Verik ends his fight. He sidesteps the hammer and drives his flaming hand straight through the demon’s chest plate. There’s a sickening sizzle. He rips his hand back out, holding a fistful of burning heart.

The guard Evren crippled is still struggling against Dathan’s nightmares when Verik turns and blasts him with a wave of fire.

The throne room doors are clear.

Or so we think.

The carved lava on the doors moves. Not just glowing, but flowing.

The intricate patterns liquefy, pouring from the obsidian surfaces onto the floor.

The molten rock pools and rises, coalescing into two new figures, taller and broader than the guards they replaced.

They are constructs of cooling rock and burning magma, their forms constantly shifting, their eyes twin points of white-hot intensity.

“Magma Golems,” Verik spits, the name a curse. “My father’s design. Mindless. Relentless.”

Dathan’s shadows lash out, but they find no fear to grip, no mind to invade. They slide uselessly off the golems’ incandescent hides. Evren darts in, knife flashing, but the blade just scrapes against cooling rock, leaving not even a scratch.

The golems take a step, the floor cracking under their immense weight. One raises a fist that drips liquid fire.

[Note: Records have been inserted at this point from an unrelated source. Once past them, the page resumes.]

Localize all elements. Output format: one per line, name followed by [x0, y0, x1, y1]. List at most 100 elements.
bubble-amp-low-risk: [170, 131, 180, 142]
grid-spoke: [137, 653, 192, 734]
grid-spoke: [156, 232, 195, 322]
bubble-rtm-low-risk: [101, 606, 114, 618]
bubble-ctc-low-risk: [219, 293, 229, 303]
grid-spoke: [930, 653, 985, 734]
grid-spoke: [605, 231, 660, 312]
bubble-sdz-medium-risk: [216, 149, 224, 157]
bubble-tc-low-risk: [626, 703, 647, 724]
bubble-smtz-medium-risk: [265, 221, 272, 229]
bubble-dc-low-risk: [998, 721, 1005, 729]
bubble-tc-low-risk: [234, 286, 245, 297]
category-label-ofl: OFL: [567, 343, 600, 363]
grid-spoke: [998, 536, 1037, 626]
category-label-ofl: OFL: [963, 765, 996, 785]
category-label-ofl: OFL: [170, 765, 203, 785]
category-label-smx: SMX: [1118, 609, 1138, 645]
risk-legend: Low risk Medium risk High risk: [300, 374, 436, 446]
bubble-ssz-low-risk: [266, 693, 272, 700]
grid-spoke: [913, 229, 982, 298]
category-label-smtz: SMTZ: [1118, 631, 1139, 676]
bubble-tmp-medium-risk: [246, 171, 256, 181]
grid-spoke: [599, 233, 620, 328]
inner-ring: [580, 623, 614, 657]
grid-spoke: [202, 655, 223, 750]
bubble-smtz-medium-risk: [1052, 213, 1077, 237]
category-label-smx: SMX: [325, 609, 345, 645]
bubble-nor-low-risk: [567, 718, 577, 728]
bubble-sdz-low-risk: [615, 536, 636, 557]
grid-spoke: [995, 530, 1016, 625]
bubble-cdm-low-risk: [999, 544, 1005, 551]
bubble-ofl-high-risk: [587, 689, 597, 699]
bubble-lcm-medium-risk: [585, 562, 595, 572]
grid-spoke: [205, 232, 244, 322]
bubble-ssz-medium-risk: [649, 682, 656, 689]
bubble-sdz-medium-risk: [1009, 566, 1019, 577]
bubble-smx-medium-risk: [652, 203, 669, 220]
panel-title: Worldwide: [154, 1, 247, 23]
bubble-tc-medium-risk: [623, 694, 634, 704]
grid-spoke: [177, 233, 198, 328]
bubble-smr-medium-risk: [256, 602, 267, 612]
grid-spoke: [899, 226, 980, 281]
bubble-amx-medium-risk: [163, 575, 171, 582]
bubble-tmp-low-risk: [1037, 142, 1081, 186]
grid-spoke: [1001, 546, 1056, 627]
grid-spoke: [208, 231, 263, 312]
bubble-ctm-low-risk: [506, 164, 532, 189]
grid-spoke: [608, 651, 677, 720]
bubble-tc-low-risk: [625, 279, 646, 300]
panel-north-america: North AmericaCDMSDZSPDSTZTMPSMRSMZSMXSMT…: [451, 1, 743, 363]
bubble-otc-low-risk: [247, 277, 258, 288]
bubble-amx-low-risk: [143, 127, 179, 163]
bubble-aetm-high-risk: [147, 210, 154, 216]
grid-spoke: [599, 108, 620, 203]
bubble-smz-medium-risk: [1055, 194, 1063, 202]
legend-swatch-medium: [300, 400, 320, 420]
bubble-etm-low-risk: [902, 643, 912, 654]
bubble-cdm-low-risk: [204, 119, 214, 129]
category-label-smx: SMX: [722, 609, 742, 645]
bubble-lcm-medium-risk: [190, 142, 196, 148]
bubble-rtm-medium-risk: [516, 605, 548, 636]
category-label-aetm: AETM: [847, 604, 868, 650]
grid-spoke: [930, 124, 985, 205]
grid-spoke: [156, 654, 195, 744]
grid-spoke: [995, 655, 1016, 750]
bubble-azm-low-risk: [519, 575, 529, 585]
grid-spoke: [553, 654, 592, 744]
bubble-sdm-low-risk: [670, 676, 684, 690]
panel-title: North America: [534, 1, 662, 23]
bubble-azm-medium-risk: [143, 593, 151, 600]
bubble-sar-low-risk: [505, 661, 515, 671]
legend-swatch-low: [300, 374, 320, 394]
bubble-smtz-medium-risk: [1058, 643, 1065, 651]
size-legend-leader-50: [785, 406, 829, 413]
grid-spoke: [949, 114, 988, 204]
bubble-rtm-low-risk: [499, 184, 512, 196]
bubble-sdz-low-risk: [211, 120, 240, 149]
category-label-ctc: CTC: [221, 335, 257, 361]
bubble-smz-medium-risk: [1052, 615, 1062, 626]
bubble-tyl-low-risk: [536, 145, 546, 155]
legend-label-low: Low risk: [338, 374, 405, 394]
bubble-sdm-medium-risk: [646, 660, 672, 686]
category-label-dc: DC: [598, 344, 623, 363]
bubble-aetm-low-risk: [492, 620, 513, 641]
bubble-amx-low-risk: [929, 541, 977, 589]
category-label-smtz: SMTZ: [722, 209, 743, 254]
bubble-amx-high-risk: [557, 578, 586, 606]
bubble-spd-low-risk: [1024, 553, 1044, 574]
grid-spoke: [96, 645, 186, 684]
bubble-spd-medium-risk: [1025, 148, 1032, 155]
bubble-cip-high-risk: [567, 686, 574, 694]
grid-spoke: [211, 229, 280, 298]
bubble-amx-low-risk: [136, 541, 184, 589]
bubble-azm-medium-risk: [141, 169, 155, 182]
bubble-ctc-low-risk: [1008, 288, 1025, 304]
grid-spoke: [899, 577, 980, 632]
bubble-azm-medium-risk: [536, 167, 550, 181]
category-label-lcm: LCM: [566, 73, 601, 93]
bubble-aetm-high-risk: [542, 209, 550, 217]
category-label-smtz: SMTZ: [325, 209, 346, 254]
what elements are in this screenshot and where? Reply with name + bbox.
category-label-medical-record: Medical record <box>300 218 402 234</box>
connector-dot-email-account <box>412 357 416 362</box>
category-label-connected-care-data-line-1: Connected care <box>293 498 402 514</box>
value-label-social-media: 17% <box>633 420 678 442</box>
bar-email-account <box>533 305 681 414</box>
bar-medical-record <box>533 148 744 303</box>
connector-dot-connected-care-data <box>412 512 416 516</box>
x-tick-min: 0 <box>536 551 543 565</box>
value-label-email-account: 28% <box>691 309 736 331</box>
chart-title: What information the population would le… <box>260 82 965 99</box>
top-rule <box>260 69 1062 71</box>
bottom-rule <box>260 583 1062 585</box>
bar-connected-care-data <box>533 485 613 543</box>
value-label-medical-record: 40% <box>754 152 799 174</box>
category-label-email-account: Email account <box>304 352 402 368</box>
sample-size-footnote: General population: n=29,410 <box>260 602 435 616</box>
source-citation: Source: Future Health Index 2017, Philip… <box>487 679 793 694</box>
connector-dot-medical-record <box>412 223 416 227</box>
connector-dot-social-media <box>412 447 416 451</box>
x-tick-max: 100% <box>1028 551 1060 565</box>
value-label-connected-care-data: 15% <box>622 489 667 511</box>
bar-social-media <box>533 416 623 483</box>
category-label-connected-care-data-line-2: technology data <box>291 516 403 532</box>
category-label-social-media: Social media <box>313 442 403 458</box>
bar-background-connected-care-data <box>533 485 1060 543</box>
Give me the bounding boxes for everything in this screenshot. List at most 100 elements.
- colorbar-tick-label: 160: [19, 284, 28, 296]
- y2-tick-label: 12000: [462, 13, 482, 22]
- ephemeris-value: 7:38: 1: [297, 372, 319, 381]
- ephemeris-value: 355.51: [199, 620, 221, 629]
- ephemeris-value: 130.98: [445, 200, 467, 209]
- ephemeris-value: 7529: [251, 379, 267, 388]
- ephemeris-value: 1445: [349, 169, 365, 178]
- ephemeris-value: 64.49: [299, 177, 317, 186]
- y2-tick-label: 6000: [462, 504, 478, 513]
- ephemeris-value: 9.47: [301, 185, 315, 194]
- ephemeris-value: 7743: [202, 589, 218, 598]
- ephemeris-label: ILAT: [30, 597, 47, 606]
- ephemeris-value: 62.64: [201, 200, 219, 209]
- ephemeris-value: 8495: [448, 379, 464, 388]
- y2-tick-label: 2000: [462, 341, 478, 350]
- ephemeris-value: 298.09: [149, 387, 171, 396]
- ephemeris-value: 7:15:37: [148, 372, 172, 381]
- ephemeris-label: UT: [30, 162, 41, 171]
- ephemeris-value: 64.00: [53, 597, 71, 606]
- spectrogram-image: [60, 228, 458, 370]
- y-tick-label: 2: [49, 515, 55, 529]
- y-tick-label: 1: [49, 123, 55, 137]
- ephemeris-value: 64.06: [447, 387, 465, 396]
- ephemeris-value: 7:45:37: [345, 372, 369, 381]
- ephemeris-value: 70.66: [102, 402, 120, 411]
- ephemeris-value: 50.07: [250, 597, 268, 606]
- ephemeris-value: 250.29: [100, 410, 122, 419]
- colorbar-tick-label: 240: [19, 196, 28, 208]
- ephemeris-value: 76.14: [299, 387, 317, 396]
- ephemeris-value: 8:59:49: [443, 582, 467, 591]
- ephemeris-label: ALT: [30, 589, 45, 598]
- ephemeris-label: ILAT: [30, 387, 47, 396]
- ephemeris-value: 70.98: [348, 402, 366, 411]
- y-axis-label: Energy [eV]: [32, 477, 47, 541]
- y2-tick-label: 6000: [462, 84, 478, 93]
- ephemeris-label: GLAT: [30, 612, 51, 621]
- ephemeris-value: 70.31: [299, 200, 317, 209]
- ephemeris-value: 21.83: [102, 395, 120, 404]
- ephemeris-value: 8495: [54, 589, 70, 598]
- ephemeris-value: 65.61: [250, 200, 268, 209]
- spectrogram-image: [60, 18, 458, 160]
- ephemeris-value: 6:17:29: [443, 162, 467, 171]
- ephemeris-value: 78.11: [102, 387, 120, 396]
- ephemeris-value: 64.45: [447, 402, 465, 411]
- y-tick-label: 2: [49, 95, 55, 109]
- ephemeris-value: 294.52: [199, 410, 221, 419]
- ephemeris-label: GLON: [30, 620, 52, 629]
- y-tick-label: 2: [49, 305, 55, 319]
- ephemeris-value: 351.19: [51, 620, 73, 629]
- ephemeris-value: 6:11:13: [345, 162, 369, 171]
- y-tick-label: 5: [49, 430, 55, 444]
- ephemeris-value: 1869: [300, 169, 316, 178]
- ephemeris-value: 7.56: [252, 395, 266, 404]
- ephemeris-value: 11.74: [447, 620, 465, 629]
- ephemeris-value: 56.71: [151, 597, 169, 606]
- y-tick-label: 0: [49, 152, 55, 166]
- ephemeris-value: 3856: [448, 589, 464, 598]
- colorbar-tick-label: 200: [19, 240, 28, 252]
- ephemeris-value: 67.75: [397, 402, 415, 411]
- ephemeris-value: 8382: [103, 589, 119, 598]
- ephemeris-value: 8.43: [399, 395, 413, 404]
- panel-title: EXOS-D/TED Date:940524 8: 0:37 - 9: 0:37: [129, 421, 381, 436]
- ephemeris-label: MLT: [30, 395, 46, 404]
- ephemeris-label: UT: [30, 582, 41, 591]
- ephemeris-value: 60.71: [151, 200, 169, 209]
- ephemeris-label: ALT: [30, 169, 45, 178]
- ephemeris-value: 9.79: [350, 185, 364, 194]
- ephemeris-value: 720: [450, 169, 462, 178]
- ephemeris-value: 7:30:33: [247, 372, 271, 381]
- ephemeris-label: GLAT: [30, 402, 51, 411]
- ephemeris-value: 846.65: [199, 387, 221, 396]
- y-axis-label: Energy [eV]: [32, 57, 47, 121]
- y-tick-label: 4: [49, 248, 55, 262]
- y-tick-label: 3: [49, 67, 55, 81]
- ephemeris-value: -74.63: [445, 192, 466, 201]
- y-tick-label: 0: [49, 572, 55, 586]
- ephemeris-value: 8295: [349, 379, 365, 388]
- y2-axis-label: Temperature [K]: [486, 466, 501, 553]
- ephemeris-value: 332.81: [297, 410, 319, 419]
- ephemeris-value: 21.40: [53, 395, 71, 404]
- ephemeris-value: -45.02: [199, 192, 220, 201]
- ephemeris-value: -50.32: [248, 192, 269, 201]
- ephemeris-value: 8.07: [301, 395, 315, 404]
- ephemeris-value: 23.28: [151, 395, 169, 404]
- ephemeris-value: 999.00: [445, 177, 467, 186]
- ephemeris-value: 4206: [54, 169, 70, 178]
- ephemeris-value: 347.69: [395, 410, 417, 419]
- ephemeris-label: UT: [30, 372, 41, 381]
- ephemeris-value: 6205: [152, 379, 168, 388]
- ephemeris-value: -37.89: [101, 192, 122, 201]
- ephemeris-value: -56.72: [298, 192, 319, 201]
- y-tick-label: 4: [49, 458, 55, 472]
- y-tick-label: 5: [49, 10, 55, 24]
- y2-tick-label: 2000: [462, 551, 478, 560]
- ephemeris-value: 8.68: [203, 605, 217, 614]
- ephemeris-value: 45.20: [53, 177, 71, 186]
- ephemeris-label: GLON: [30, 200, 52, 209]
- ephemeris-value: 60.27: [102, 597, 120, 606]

“They have an obsidian core,” Verik shouts over the roar of their internal furnaces. “The fire animates it, but the stone is the anchor.”

Verik unleashes a torrent of hellfire, not to burn the golems, but to shape them, wrestling for control of the very element that gives them life.

I take a breath. I find the frequency of obsidian, the vibration that will turn it to dust. I open my mouth and sing a note of pure and lethal intent.